Égypte. Des Érythréen·ne·s risquent d’être expulsés de manière imminente
Les autorités égyptiennes doivent immédiatement mettre un terme à toutes les expulsions de ressortissants érythréens vers l’Érythrée, où ils risqueraient de subir de graves violations des droits humains, notamment des actes de torture, a déclaré Amnistie internationale.
Au cours des deux dernières semaines seulement, les autorités égyptiennes ont expulsé 31 Érythréen·ne·s, en violation de l'interdiction du refoulement inscrite dans le droit international. Un groupe de 50 personnes, dont un bébé et trois enfants de moins de sept ans, détenues dans la ville d'Assouan, dans le sud du pays, risquent désormais d'être expulsées. Elles n’ont pas pu solliciter l’asile ni contester les arrêtés d'expulsion.
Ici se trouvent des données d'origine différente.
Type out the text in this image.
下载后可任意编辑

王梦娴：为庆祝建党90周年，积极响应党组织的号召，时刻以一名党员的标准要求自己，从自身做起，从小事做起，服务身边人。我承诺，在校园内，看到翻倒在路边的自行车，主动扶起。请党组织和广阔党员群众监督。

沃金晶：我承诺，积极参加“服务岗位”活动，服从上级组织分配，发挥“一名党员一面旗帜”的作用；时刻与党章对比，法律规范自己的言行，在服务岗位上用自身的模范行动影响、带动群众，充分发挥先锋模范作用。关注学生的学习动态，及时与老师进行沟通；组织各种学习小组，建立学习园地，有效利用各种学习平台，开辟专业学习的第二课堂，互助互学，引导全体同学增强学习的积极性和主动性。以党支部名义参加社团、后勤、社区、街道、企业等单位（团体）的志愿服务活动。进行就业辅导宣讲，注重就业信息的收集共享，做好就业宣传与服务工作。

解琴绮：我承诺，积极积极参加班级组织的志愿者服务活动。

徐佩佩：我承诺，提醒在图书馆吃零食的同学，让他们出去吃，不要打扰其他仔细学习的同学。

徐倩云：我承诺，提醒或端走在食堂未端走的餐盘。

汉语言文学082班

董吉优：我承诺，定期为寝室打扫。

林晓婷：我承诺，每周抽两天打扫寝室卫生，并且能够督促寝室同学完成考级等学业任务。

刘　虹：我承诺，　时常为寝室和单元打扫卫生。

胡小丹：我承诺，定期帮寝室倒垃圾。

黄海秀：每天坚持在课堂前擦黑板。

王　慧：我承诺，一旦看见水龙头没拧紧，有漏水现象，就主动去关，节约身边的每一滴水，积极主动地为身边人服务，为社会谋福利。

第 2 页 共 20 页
« Ces expulsions constitueraient une grave violation des obligations de l'Égypte en vertu du droit international et doivent cesser immédiatement. Selon de nombreuses informations, les personnes renvoyées de force en Érythrée sont interrogées, détenues arbitrairement et torturées. Les autorités égyptiennes doivent accorder à ce groupe l'accès aux procédures d'asile et cesser de renvoyer des gens vers le danger, a déclaré Philip Luther, directeur des recherches et des actions de plaidoyer pour le Moyen-Orient et l'Afrique du Nord à Amnistie internationale.
« Nous appelons également les autorités égyptiennes à mettre fin à la détention arbitraire prolongée d'Érythréen·ne·s et à veiller à ce que, dans l'attente de leur libération, ceux qui sont enfermés soient détenus dans des conditions conformes aux normes internationales. »
Les Érythréen·ne·s détenus arbitrairement, y compris les enfants, le sont sans inculpation ni jugement dans des conditions cruelles et inhumaines, et sont privés de soins médicaux adéquats, de produits d'hygiène personnelle, notamment de serviettes hygiéniques, de vêtements et d’une nourriture suffisante.
En outre, il est fréquent que les autorités refusent d'accorder aux Érythréen·ne·s détenus l'accès au Haut-Commissariat des Nations unies pour les réfugiés (HCR), entravant ainsi leur droit de bénéficier d’une procédure d'asile.
Amnistie internationale a noté qu’avant de les expulser, les autorités égyptiennes les emmènent de force à leur ambassade pour obtenir des documents de voyage, avant de leur faire passer des tests PCR en vue de leur expulsion. Beaucoup sont détenus avec peu ou pas de contact avec le monde extérieur, ce qui rend difficile la vérification des informations sur les projets d'expulsion.
Une hausse inquiétante des expulsions
Ces derniers mois, Amnistie internationale a observé une hausse inquiétante du nombre d’expulsions depuis l'Égypte : 31 ressortissants érythréens, dont des enfants, ont été expulsés entre le 15 et le 17 mars ; au moins 40 ont été expulsés entre octobre et décembre 2021.
Ces expulsions violent le principe de non-refoulement, qui garantit qu’aucune personne ne soit renvoyée dans un pays où elle risque d'être victime de persécution, de torture, de traitements ou châtiments cruels, inhumains ou dégradants, ou d’autres formes de dommages irréparables.
L'une des principales raisons qui poussent les Érythréens à fuir leur pays est d'échapper aux atteintes aux droits humains et à une dure conscription militaire d’une durée indéterminée. L'ONU a constaté que ceux qui sont renvoyés de force chez eux courent un risque élevé de torture, de mauvais traitements et de disparition forcée.
En novembre 2021, des experts des droits humains de l'ONU ont publié une déclaration condamnant les expulsions depuis l'Égypte, et expliquant que les personnes renvoyées sont considérées comme des « traîtres » et sont souvent « arrêtées à leur arrivée en Érythrée, interrogées, torturées, détenues dans des conditions extrêmement punitives ou portées disparues ».
Complément d’information
En novembre 2021, 20 778 demandeurs·euses d'asile et réfugié·e·s érythréens étaient enregistrés auprès du HCR en Égypte. Le nombre de personnes ayant besoin de protection est probablement beaucoup plus élevé car tous les Érythréen·ne·s en Égypte n’ont pas de papiers ou ne sont pas enregistrés auprès du HCR.
Les autorités égyptiennes arrêtent régulièrement des Érythréens entrés illégalement dans le pays par ses frontières méridionales. Selon Refugees Platform, une ONG indépendante, des dizaines d’entre eux ont été détenus dans des postes de police dans les gouvernorats d'Assouan et de la mer Rouge en 2021.